Comentario
El retablo se había convertido en una pieza enormemente popular y en eso radicó básicamente su éxito y propagación en innumerables versiones. Cuando llegó a España el Despotismo Ilustrado con Carlos III y sus colaboradores y ministros, se trató de regenerar al país educando al pueblo pero desterrando paradójicamente el gusto del pueblo. Los ilustrados clasificaron al barroco en general y al retablo en particular dentro del gusto populachero. Pero no fue sólo cuestión de gusto estético; había que acabar con el retablo porque atentaba contra el decoro del culto y la dignidad de la religión. En la lucha contra el retablo se aliaron tanto razones de gusto dictadas por la estética racionalista cuanto razones de índole religiosa emanadas del rigorismo dogmático y moral del Jansenismo o, más propiamente, del Neojansenismo, pues aquél era muy rancio pero había sido renovado en nuestro país especialmente a raíz de la expulsión en 1767 de los jesuitas que lo habían combatido reciamente.

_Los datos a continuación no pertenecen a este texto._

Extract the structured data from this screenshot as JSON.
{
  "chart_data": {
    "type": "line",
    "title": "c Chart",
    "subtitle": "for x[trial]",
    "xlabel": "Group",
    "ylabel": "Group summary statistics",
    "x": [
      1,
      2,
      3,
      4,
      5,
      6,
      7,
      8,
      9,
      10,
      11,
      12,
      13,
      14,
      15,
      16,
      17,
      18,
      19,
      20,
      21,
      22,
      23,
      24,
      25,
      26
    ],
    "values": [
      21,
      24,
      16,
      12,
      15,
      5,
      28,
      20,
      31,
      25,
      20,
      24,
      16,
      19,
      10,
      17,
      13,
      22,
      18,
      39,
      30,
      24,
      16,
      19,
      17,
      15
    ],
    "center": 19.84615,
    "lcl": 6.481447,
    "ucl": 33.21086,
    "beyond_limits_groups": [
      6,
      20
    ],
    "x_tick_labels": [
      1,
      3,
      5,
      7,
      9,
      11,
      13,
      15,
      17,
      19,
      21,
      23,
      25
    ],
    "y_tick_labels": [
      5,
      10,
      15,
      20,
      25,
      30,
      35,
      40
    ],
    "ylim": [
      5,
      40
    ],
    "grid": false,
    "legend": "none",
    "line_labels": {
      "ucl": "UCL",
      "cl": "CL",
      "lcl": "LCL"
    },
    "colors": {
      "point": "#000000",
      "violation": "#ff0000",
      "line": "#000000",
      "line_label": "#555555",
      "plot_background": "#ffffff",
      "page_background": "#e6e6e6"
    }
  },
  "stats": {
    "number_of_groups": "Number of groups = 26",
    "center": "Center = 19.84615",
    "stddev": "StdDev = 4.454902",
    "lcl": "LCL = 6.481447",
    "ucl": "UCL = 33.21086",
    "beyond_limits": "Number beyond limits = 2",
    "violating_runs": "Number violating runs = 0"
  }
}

Valiéndose del pretexto de que la madera de los retablos los exponía a ser pasto de las llamas de las velas y, por tanto, origen de devastadores incendios en las iglesias, el secretario de la Real Academia de Bellas Artes de San Fernando, don Antonio Ponz, conocido jansenizante y frenético antibarroco, redactó un documento que fue asumido oficialmente por Carlos III en 1777. Por él se prohibía ejecutar en adelante retablos de madera, debiéndoselos hacer de piedra, mármol, jaspe o, a lo más, de estuco imitando aquellos materiales. Pero lo más decisivo fue que se prescribiese la estricta obligación de enviar a la mencionada Academia las trazas y dibujos de los futuros retablos a fin de enmendarlos y purgarlos de todo exceso barroco y, en el caso de no poderse corregir, la de aceptar los proyectos impuestos por la comisión de arquitectura de dicha institución.

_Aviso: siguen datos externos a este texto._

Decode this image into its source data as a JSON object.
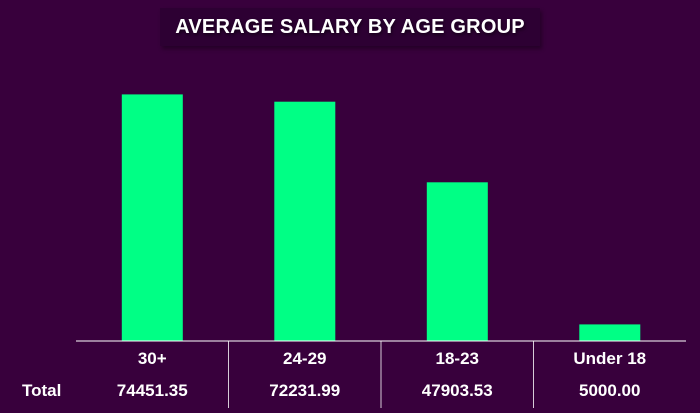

Con la real orden se asestó un golpe de muerte al retablo tradicional que, sin embargo, todavía se resistió a morir por algunos años, pues, pese a las circulares de los obispados y generalatos de las Ordenes religiosas intimando a la inmediata aplicación del decreto, continuaron proliferando los retablos de siempre, unas veces porque las hermandades y cofradías que los encargaban hacían caso omiso de aquél, otras porque muchos ensambladores eran incapaces de hacer otra cosa.

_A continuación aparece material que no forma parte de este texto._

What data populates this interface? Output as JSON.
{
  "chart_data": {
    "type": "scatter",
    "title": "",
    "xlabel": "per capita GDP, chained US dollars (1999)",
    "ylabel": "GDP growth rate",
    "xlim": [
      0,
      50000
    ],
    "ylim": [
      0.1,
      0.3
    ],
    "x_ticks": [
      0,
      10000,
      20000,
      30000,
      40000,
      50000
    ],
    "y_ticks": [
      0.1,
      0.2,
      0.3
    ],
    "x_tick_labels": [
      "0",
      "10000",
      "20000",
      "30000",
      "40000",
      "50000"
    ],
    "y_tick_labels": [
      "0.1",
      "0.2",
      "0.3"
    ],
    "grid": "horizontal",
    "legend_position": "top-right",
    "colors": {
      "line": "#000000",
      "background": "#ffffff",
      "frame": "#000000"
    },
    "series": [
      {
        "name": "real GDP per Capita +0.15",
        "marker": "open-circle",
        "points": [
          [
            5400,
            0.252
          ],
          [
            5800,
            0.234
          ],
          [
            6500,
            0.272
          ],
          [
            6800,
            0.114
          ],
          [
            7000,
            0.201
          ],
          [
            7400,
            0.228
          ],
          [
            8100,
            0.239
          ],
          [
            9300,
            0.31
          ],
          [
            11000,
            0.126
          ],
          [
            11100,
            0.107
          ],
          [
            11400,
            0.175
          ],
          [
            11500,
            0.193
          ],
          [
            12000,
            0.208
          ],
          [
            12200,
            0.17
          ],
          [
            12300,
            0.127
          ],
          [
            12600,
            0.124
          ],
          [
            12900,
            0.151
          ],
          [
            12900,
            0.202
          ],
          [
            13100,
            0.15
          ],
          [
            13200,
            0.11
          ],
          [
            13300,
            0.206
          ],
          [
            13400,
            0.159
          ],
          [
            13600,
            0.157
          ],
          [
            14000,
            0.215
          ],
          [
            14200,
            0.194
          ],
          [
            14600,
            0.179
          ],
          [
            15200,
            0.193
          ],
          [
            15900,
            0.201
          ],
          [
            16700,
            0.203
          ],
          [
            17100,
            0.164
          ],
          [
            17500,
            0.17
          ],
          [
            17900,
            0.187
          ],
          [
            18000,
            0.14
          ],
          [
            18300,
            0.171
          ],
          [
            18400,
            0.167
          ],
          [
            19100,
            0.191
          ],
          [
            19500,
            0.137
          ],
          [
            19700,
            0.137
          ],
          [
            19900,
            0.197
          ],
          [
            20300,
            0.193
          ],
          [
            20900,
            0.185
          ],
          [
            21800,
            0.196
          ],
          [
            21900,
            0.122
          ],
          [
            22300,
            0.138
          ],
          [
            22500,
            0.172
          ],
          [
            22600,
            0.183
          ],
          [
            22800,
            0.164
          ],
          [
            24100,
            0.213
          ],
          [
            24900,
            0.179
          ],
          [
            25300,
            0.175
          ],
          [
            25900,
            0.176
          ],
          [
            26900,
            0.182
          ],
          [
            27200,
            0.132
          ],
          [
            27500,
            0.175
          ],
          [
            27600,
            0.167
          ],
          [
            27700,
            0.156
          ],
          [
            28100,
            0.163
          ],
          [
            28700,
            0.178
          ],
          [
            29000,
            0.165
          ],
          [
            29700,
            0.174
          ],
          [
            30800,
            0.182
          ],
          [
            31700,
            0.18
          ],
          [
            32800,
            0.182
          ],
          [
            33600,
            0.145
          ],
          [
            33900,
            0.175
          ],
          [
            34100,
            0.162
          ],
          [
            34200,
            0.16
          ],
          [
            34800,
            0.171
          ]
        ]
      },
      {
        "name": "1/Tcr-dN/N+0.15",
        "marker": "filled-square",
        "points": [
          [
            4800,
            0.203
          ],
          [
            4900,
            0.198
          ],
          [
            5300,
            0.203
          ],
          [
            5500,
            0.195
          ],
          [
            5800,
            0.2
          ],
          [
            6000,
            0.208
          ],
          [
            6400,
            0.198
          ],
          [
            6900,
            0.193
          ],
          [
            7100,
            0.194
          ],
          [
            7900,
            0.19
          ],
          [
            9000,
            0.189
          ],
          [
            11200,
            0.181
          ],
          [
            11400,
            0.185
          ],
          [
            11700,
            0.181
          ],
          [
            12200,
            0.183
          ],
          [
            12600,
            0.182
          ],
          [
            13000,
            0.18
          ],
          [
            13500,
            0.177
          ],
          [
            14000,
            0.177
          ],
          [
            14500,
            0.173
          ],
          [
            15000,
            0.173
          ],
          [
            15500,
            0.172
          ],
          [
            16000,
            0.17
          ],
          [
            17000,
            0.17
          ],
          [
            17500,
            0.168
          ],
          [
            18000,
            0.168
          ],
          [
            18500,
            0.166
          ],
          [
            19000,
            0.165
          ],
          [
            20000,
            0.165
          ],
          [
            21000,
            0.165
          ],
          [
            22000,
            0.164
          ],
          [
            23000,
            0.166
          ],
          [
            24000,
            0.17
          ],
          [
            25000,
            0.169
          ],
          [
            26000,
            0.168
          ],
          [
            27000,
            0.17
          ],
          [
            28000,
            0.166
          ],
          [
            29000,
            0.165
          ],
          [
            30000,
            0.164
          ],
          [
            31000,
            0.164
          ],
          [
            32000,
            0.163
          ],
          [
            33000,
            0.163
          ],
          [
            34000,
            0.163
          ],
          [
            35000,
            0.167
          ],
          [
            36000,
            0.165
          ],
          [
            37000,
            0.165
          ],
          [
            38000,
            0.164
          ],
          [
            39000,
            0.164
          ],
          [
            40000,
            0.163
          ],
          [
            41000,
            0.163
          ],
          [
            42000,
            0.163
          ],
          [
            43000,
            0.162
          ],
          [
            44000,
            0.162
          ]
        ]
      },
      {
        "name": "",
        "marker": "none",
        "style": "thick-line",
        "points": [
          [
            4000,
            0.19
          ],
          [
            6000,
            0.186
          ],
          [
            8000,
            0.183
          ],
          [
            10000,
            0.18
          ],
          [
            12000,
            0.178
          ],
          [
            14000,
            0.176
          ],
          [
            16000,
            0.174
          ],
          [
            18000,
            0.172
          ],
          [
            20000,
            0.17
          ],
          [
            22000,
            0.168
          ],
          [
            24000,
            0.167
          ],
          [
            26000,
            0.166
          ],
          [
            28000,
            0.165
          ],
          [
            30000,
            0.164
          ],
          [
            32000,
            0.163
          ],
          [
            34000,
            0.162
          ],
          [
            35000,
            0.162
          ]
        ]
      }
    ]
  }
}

Los nuevos retablos que se comenzaron a fabricar con los materiales nobles y resistentes que ordenaba el decreto resultaban muy correctos pero faltos de emoción y de fuerza para seducir a las masas populares. Solían ser edículos compuestos por pares de columnas diseñadas conforme a la más pura interpretación de los órdenes canónicos, sosteniendo un entablamento arquitrabado que estaba coronado por un frontón semicircular o triangular. Las imágenes se reducían al mínimo, generalmente a un gran relieve o medalla. En un primer momento, en manos de Ventura Rodríguez, Francisco Sabatini o Pedro de Arnal, los retablos conservaron todavía la gracia y animación del barroco cosmopolita de mediados del XVIII, dentro, eso sí, de los recortes y cortapisas impuestos por la Academia. Luego se transformaron en productos bastante insulsos y monótonos, repitiendo siempre el mismo esquema. Un nuevo decreto dictado en 1791 por Carlos IV acabó definitivamente con el retablo castizo y genuinamente español.